With a new full-length solo album on the way in early 2004 and buzz surrounding The Bens, a collaboration Ben Folds has recently contributed to (with fellow Bens Kweller and Lee), it seems a bit odd that Folds has gone the route of the EP trilogy for a few reasons. Firstly, the EPs are only contributing one song a piece to the future full-length, yet the songs chosen will likely be re-arranged and re-recorded in order to mask them more. The two EPs that have been released as of press, Speed Graphic and Sunny 16 feature minimal packaging and aren’t available in major retail/online stores. The only place to find them is through Folds’ online store, at his shows, and via Apple’s iTunes music store. For Christ’s sake, they’re not even on a record label.

On Speed Graphic, however, Folds atones for the boring, sappy orchestral pop Ben Folds Five found themselves falling into on The Unauthorized Biography of Reinhold Messner and occasionally on Folds’ solo album, Rockin’ the Suburbs. “Give Judy My Notice” and “Wandering” (the lost Folds/Jesse BFF collaboration) both sound downtrodden and defeated yet come away successful due to the earnest inflection in Folds’ voice and the straightforward playing of Folds’ backing band. The three other songs are the tightest pop songs Folds has written since the Five released Whatever in 1997.

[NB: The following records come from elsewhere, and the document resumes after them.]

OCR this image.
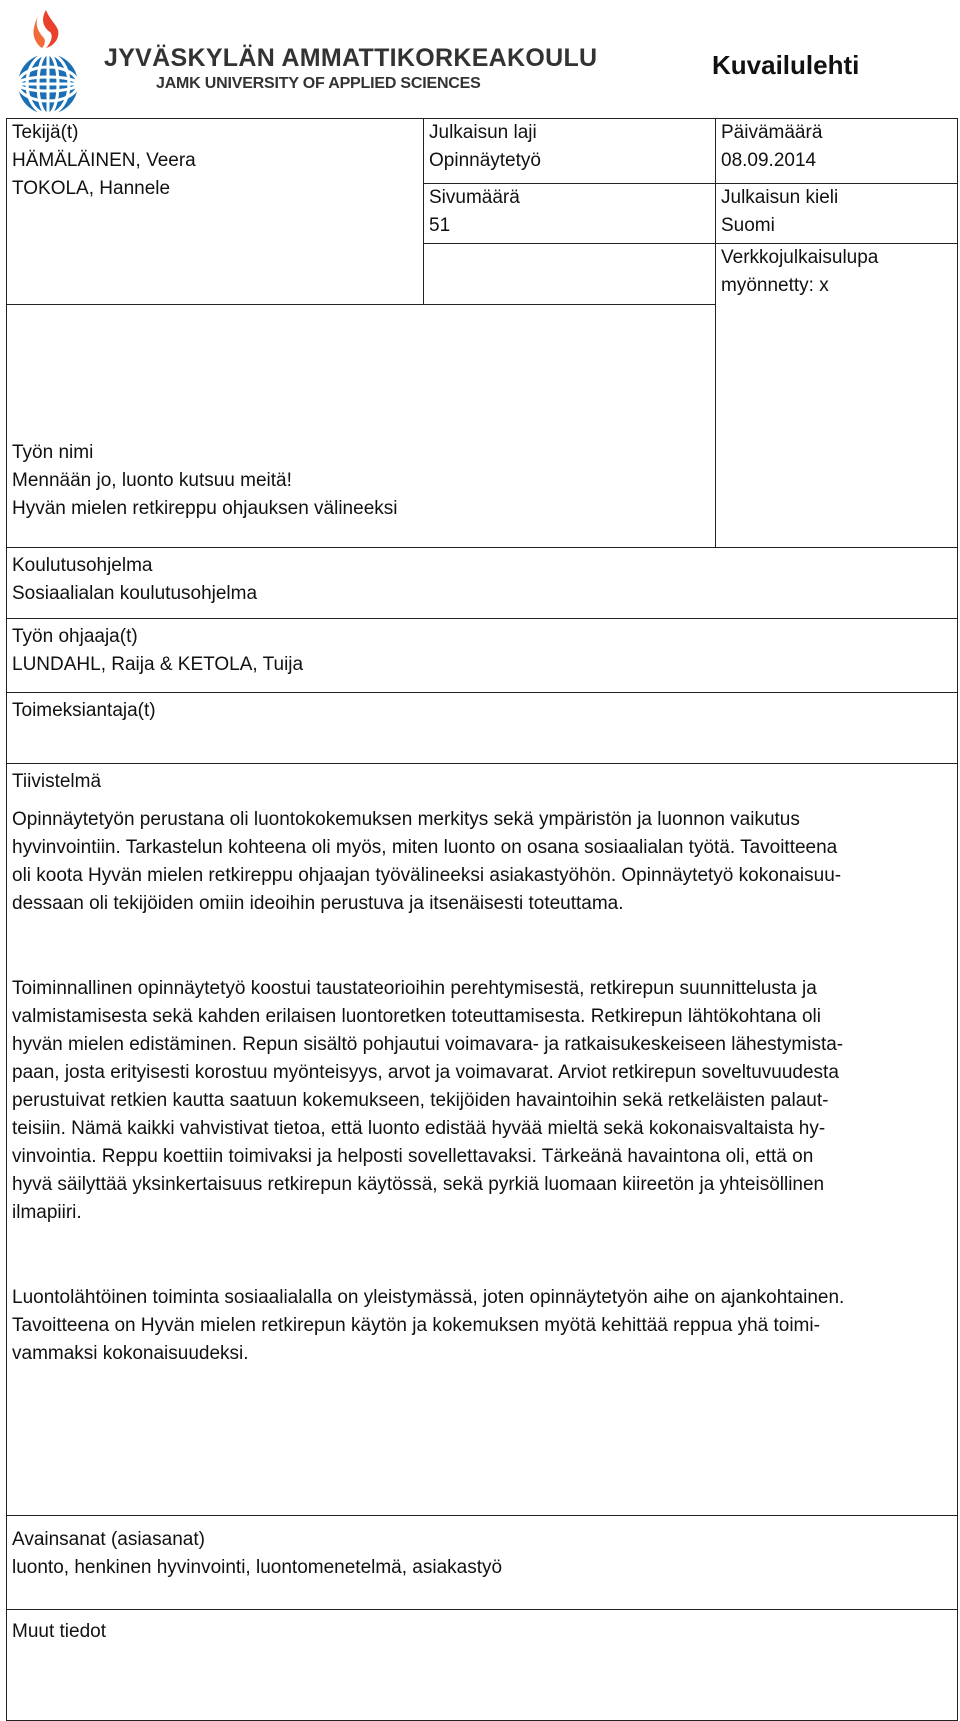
JYVÄSKYLÄN AMMATTIKORKEAKOULU
JAMK UNIVERSITY OF APPLIED SCIENCES
Kuvailulehti
Tekijä(t)
HÄMÄLÄINEN, Veera
TOKOLA, Hannele
Julkaisun laji
Opinnäytetyö
Sivumäärä
51
Päivämäärä
08.09.2014
Julkaisun kieli
Suomi
Verkkojulkaisulupa
myönnetty: x
Työn nimi
Mennään jo, luonto kutsuu meitä!
Hyvän mielen retkireppu ohjauksen välineeksi
Koulutusohjelma
Sosiaalialan koulutusohjelma
Työn ohjaaja(t)
LUNDAHL, Raija & KETOLA, Tuija
Toimeksiantaja(t)
Tiivistelmä
Opinnäytetyön perustana oli luontokokemuksen merkitys sekä ympäristön ja luonnon vaikutus
hyvinvointiin. Tarkastelun kohteena oli myös, miten luonto on osana sosiaalialan työtä. Tavoitteena
oli koota Hyvän mielen retkireppu ohjaajan työvälineeksi asiakastyöhön. Opinnäytetyö kokonaisuu-
dessaan oli tekijöiden omiin ideoihin perustuva ja itsenäisesti toteuttama.
Toiminnallinen opinnäytetyö koostui taustateorioihin perehtymisestä, retkirepun suunnittelusta ja
valmistamisesta sekä kahden erilaisen luontoretken toteuttamisesta. Retkirepun lähtökohtana oli
hyvän mielen edistäminen. Repun sisältö pohjautui voimavara- ja ratkaisukeskeiseen lähestymista-
paan, josta erityisesti korostuu myönteisyys, arvot ja voimavarat. Arviot retkirepun soveltuvuudesta
perustuivat retkien kautta saatuun kokemukseen, tekijöiden havaintoihin sekä retkeläisten palaut-
teisiin. Nämä kaikki vahvistivat tietoa, että luonto edistää hyvää mieltä sekä kokonaisvaltaista hy-
vinvointia. Reppu koettiin toimivaksi ja helposti sovellettavaksi. Tärkeänä havaintona oli, että on
hyvä säilyttää yksinkertaisuus retkirepun käytössä, sekä pyrkiä luomaan kiireetön ja yhteisöllinen
ilmapiiri.
Luontolähtöinen toiminta sosiaalialalla on yleistymässä, joten opinnäytetyön aihe on ajankohtainen.
Tavoitteena on Hyvän mielen retkirepun käytön ja kokemuksen myötä kehittää reppua yhä toimi-
vammaksi kokonaisuudeksi.
Avainsanat (asiasanat)
luonto, henkinen hyvinvointi, luontomenetelmä, asiakastyö
Muut tiedot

Most of the spring in Ben Folds’ step on Speed Graphic can be attributed to his new band. Although Folds declared himself a very talented multi-instrumentalist on Rockin’ the Suburbs, there is a much looser chemistry here. Ben Folds isn’t so much contemplative singer-songwriter anymore as he is infector of pop energy, and you can’t help but embrace the old Folds with open arms.

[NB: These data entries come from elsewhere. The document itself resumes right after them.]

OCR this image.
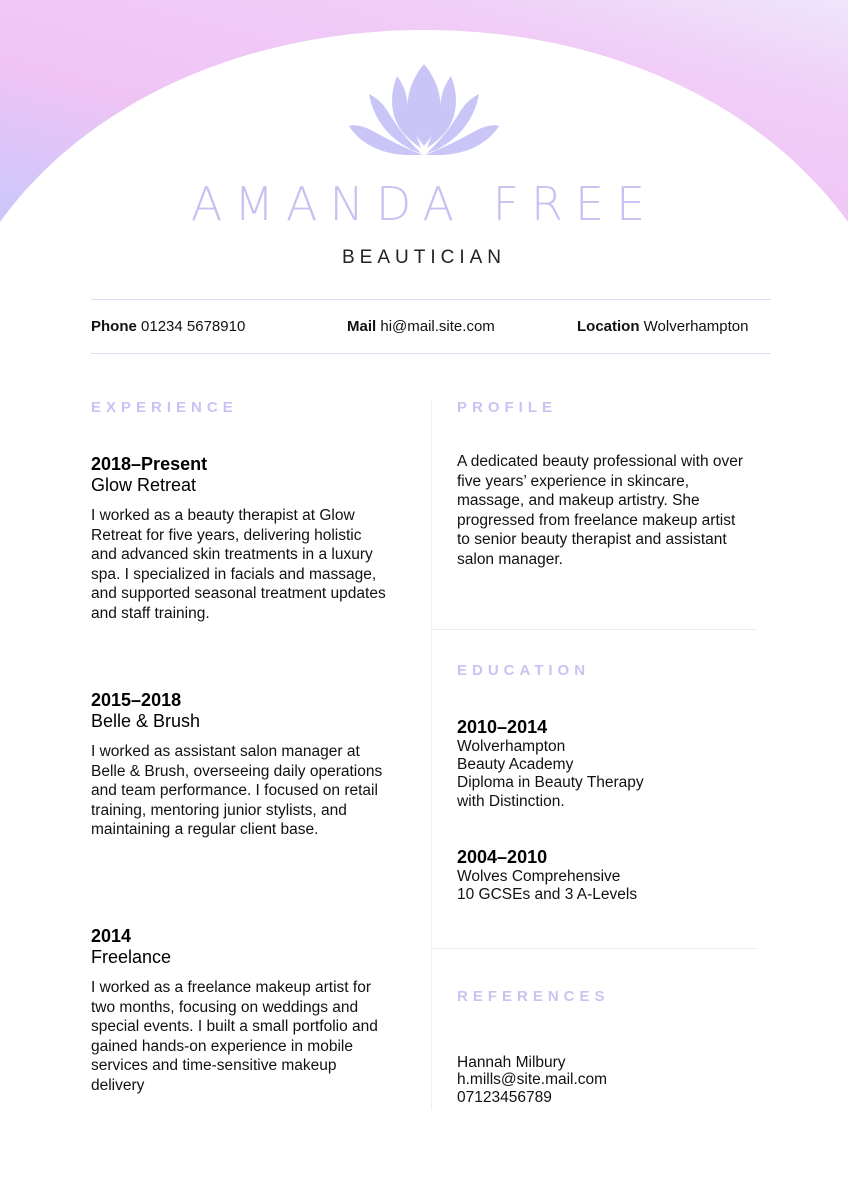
AMANDA FREE
BEAUTICIAN
Phone 01234 5678910	Mail hi@mail.site.com	Location Wolverhampton
EXPERIENCE
2018–Present
Glow Retreat
I worked as a beauty therapist at Glow Retreat for five years, delivering holistic and advanced skin treatments in a luxury spa. I specialized in facials and massage, and supported seasonal treatment updates and staff training.
2015–2018
Belle & Brush
I worked as assistant salon manager at Belle & Brush, overseeing daily operations and team performance. I focused on retail training, mentoring junior stylists, and maintaining a regular client base.
2014
Freelance
I worked as a freelance makeup artist for two months, focusing on weddings and special events. I built a small portfolio and gained hands-on experience in mobile services and time-sensitive makeup delivery
PROFILE
A dedicated beauty professional with over five years’ experience in skincare, massage, and makeup artistry. She progressed from freelance makeup artist to senior beauty therapist and assistant salon manager.
EDUCATION
2010–2014
Wolverhampton
Beauty Academy
Diploma in Beauty Therapy
with Distinction.
2004–2010
Wolves Comprehensive
10 GCSEs and 3 A-Levels
REFERENCES
Hannah Milbury
h.mills@site.mail.com
07123456789
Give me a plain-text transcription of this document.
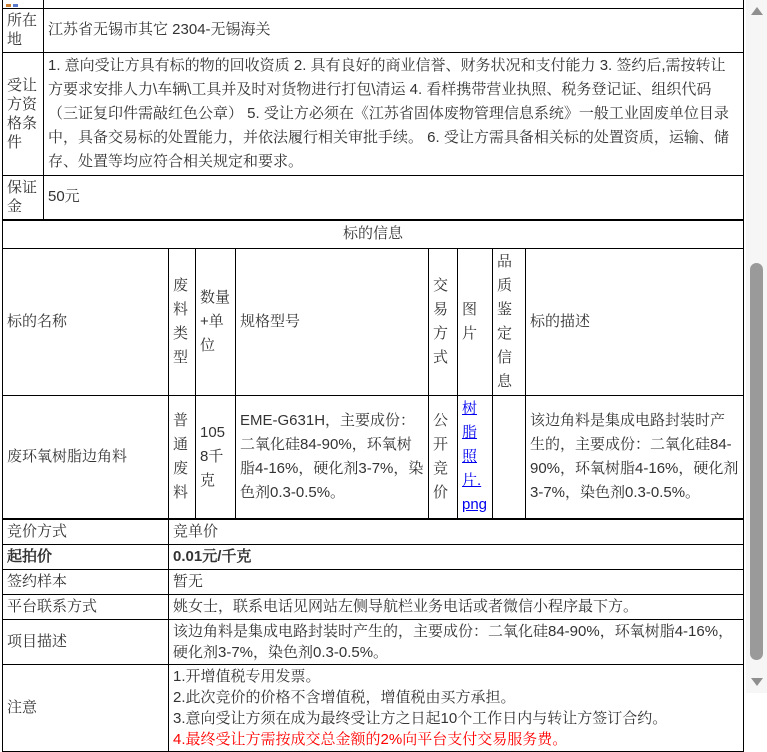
所在地	江苏省无锡市其它 2304-无锡海关
受让方资格条件	1. 意向受让方具有标的物的回收资质 2. 具有良好的商业信誉、财务状况和支付能力 3. 签约后,需按转让方要求安排人力\车辆\工具并及时对货物进行打包\清运 4. 看样携带营业执照、税务登记证、组织代码（三证复印件需敲红色公章） 5. 受让方必须在《江苏省固体废物管理信息系统》一般工业固废单位目录中，具备交易标的处置能力，并依法履行相关审批手续。 6. 受让方需具备相关标的处置资质，运输、储存、处置等均应符合相关规定和要求。
保证金	50元
标的信息							
标的名称	废料类型	数量+单位	规格型号	交易方式	图片	品质鉴定信息	标的描述
废环氧树脂边角料	普通废料	1058千克	EME-G631H，主要成份：二氧化硅84-90%，环氧树脂4-16%，硬化剂3-7%，染色剂0.3-0.5%。	公开竞价	树脂照片.png		该边角料是集成电路封装时产生的，主要成份：二氧化硅84-90%，环氧树脂4-16%，硬化剂3-7%，染色剂0.3-0.5%。
竞价方式	竞单价
起拍价	0.01元/千克
签约样本	暂无
平台联系方式	姚女士，联系电话见网站左侧导航栏业务电话或者微信小程序最下方。
项目描述	该边角料是集成电路封装时产生的，主要成份：二氧化硅84-90%，环氧树脂4-16%，硬化剂3-7%，染色剂0.3-0.5%。
注意	1.开增值税专用发票。
2.此次竞价的价格不含增值税，增值税由买方承担。
3.意向受让方须在成为最终受让方之日起10个工作日内与转让方签订合约。
4.最终受让方需按成交总金额的2%向平台支付交易服务费。
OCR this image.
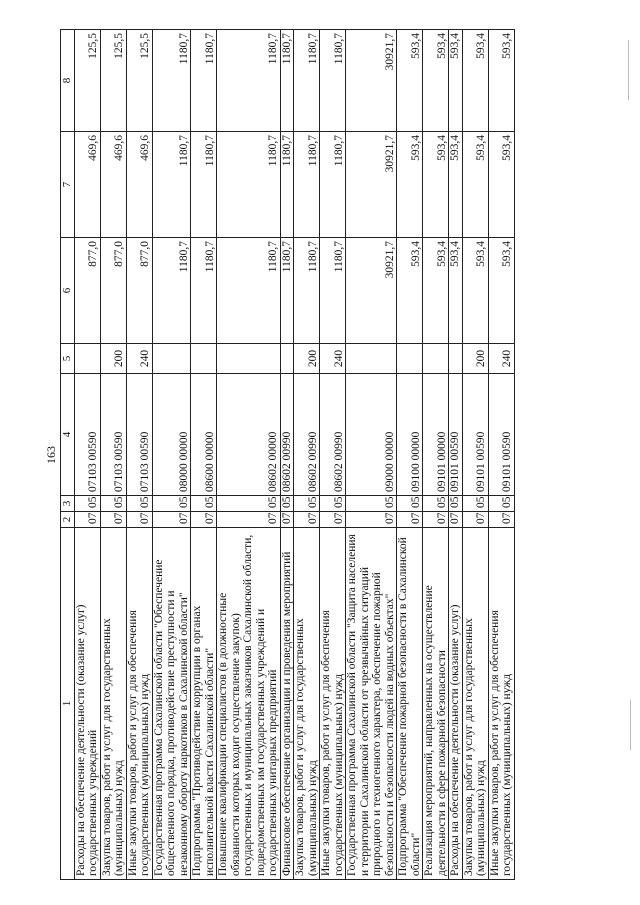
163
1	2	3	4	5	6	7	8
Расходы на обеспечение деятельности (оказание услуг) государственных учреждений	07	05	07103 00590		877,0	469,6	125,5
Закупка товаров, работ и услуг для государственных (муниципальных) нужд	07	05	07103 00590	200	877,0	469,6	125,5
Иные закупки товаров, работ и услуг для обеспечения государственных (муниципальных) нужд	07	05	07103 00590	240	877,0	469,6	125,5
Государственная программа Сахалинской области "Обеспечение общественного порядка, противодействие преступности и незаконному обороту наркотиков в Сахалинской области"	07	05	08000 00000		1180,7	1180,7	1180,7
Подпрограмма "Противодействие коррупции в органах исполнительной власти Сахалинской области"	07	05	08600 00000		1180,7	1180,7	1180,7
Повышение квалификации специалистов (в должностные обязанности которых входит осуществление закупок) государственных и муниципальных заказчиков Сахалинской области, подведомственных им государственных учреждений и государственных унитарных предприятий	07	05	08602 00000		1180,7	1180,7	1180,7
Финансовое обеспечение организации и проведения мероприятий	07	05	08602 00990		1180,7	1180,7	1180,7
Закупка товаров, работ и услуг для государственных (муниципальных) нужд	07	05	08602 00990	200	1180,7	1180,7	1180,7
Иные закупки товаров, работ и услуг для обеспечения государственных (муниципальных) нужд	07	05	08602 00990	240	1180,7	1180,7	1180,7
Государственная программа Сахалинской области "Защита населения и территории Сахалинской области от чрезвычайных ситуаций природного и техногенного характера, обеспечение пожарной безопасности и безопасности людей на водных объектах"	07	05	09000 00000		30921,7	30921,7	30921,7
Подпрограмма "Обеспечение пожарной безопасности в Сахалинской области"	07	05	09100 00000		593,4	593,4	593,4
Реализация мероприятий, направленных на осуществление деятельности в сфере пожарной безопасности	07	05	09101 00000		593,4	593,4	593,4
Расходы на обеспечение деятельности (оказание услуг)	07	05	09101 00590		593,4	593,4	593,4
Закупка товаров, работ и услуг для государственных (муниципальных) нужд	07	05	09101 00590	200	593,4	593,4	593,4
Иные закупки товаров, работ и услуг для обеспечения государственных (муниципальных) нужд	07	05	09101 00590	240	593,4	593,4	593,4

Also, like Wilco and their free download-only More Like the Moon EP, it’s good to see someone doing something for the fans. By selling this online only, we’re spared the middlemen (middlemath) of the record industry and are left with five really good songs. All of this in anticipation of next year’s full-length with even more new material.

Ben Folds has always been one of the best songwriters to personify the everyday American. He’s also consistently released good music; even Messner and Suburbs spot occasional brilliance. There’s something to be said for going into something knowing what to expect, and on Speed Graphic Folds has given us more of the usual. I still find myself wishing for a Ben Folds Five reunion, but as long as Folds keeps delivering, I can’t complain.

One thought on “Ben Folds – Speed Graphic”

  1. “The three other songs are the tightest pop songs Folds has written since the Five released Whatever in 1997.”

    You mean despite the fact that the first song is a Cure cover?